There are two main types of incontinence:

  • Stress incontinence is caused by abdominal pressure on the bladder during activities such as running, jumping, sneezing or coughing. Stress incontinence is more common in younger women. A recent study confirmed a prevalence of incontinence in young, elite female athletes engaged in high-impact sports, such as running.
  • Urge incontinence, or overactive bladder, is an increasing urge to urinate with the inability to control the bladder. Postmenopausal women typically suffer from urge incontinence.

Many women suffer from a combination of urge and stress incontinence. This is known as mixed incontinence.

“Awareness and education around incontinence are the keys [to getting help],” says Katie Carr, physical therapist at Providence Scholls Rehabilitation. “Crossing your legs doesn’t help your bladder.”

Carr specializes in pelvic floor health and incontinence in women. There isn’t a one-size-fits-all solution for every person, but there is a solution, Carr says.

Pelvic floor muscles

The pelvic floor muscles hang in the pelvic girdle like a sling, indirectly helping to control the contractions of the bladder and urethra. These muscles relax to allow urination and tighten to stop the urine stream. Contraction of the pelvic floor muscles closes the lower urethra, squeezing any remaining urine back up into the bladder.

Pelvic floor muscles can be weakened by:

  • Pregnancy
  • Childbirth
  • Aging
  • Repetitive high-impact exercise, such as running 
  • Pressure of obesity
  • Straining of constant constipation

For many, the solution to incontinence is strengthening the pelvic floor muscles with exercise. 

Strengthening the correct muscles

Carr helps her patients restore and maintain strong pelvic floor muscles and good muscle function by teaching them how to do Kegel exercises. The exercises are named for Dr. Arnold Kegel who used them in research in the 1940s and 1950s. Contracting and releasing the muscles under the uterus, bladder and bowel (large intestine) several times a day will strengthen the muscles.
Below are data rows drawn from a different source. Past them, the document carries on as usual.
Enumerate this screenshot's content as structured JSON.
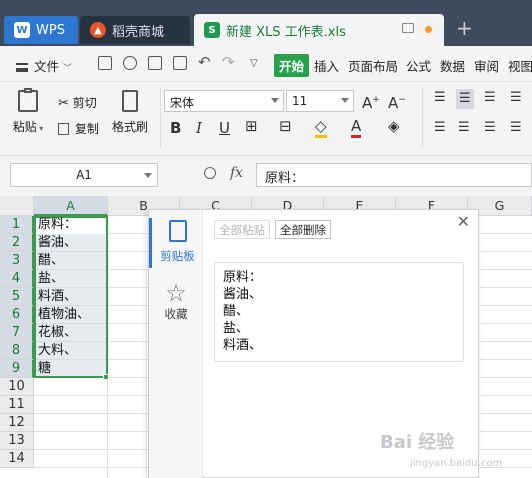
{
  "tabs": {
    "wps": "WPS",
    "daoke": "稻壳商城",
    "doc": "新建 XLS 工作表.xls",
    "new": "+"
  },
  "menu": {
    "file": "文件",
    "items": [
      "开始",
      "插入",
      "页面布局",
      "公式",
      "数据",
      "审阅",
      "视图"
    ]
  },
  "ribbon": {
    "paste": "粘贴",
    "cut": "剪切",
    "copy": "复制",
    "format_painter": "格式刷",
    "font_name": "宋体",
    "font_size": "11"
  },
  "formula_bar": {
    "cell_ref": "A1",
    "fx": "fx",
    "content": "原料："
  },
  "sheet": {
    "columns": [
      "A",
      "B",
      "C",
      "D",
      "E",
      "F",
      "G"
    ],
    "rows": [
      "1",
      "2",
      "3",
      "4",
      "5",
      "6",
      "7",
      "8",
      "9",
      "10",
      "11",
      "12",
      "13",
      "14"
    ],
    "col_a_values": [
      "原料：",
      "酱油、",
      "醋、",
      "盐、",
      "料酒、",
      "植物油、",
      "花椒、",
      "大料、",
      "糖"
    ]
  },
  "clipboard_panel": {
    "nav_clipboard": "剪贴板",
    "nav_favorites": "收藏",
    "paste_all": "全部粘贴",
    "delete_all": "全部删除",
    "item_lines": [
      "原料：",
      "酱油、",
      "醋、",
      "盐、",
      "料酒、"
    ]
  },
  "watermark": {
    "text": "Bai 经验",
    "url": "jingyan.baidu.com"
  },
  "colors": {
    "accent_green": "#27a24a",
    "selection_border": "#3a9b4c",
    "titlebar": "#3f4b5b",
    "wps_tab": "#2e77d0"
  }
}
The timeline for strengthening differs for everyone, Carr explains. Typically she sees patients over several months; it can take that long to build the muscle strength needed to fully control the bladder.
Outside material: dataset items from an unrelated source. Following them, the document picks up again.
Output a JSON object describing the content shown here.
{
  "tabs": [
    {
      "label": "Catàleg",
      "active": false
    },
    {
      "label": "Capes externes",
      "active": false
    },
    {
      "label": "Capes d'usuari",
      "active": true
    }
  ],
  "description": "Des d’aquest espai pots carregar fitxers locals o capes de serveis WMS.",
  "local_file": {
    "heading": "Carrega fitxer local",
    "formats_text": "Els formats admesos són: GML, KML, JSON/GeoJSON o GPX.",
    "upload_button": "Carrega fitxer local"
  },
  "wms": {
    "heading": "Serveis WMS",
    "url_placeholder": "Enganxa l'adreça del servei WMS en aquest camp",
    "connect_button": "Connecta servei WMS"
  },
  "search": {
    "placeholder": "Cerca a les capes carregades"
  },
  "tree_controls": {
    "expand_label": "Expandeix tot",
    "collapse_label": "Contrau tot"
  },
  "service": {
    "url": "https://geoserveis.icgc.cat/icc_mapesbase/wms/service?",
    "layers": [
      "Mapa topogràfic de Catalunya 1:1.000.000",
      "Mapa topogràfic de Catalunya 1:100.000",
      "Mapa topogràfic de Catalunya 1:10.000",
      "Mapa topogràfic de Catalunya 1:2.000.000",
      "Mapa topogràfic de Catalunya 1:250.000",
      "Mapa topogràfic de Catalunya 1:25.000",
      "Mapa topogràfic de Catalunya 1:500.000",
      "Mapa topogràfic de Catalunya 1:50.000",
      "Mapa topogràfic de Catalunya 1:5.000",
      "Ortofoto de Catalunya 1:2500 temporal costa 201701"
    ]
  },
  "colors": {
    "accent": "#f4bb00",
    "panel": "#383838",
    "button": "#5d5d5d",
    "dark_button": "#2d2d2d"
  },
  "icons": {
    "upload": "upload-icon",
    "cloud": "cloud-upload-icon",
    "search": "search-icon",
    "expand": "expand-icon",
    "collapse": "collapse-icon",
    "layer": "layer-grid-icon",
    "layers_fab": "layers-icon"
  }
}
“It takes time, patience and effort to build these muscles,” she says. Motivation is the key to how fast  patients make progress. She also recommends adding squats to the exercise routine. “Why not do both?” says Carr.

Kegel exercise quick tips

  • Know which muscles. If you can stop your urination flow mid-stream, you have identified your pelvic floor muscles.  However, holding the flow of urine while on the toilet is only a test. Do not do Kegel exercises while sitting on the toilet.
  • To start, lie on your back with your knees bent. Progress to sitting or standing to do your Kegel exercises after building some pelvic floor muscle strength. 
  •  Be careful not to flex the muscles in your abdomen, thighs or buttocks.
  • Build up to your routine. Performing with an empty bladder, your first goal should be to tighten your pelvic floor muscles for 5 seconds. Then relax them for 5 seconds. Try to do 5 reps on your first day. As you gain confidence in your new routine, aim for 10 seconds at a time, relaxing for 10 seconds between contractions.
  • Don’t hold your breath. Breathe freely during the exercises to avoid stressing the rest of your body.
  • Repeat three times a day. Aim for at least three sets of 10 repetitions per day.
  • Give yourself encouragement. These exercises will feel foreign in the beginning. The longer you stay with this, the better your bladder health will become.

3 common incontinence myths

  • Incontinence is a normal part of aging. False: You are not destined to have urine leakage once you reach a certain age. Your pelvic floor muscles can be strengthened just like your biceps or quadriceps.
  • Childbirth caused irreversible problems that ensure incontinence. False:  It’s not uncommon for women to experience a loss of bladder control after pregnancy, but it’s usually temporary and can be resolved by doing Kegel exercises.
  • You just have to live with it. False: In most cases, urinary incontinence can be greatly reduced or eliminated. In addition to Kegel exercises, there are other treatments. Ask your primary care physician for more information.

If you’re experiencing incontinence or have questions, contact your primary care provider or ask to be referred to a physical therapist who specializes in pelvic floor muscle health.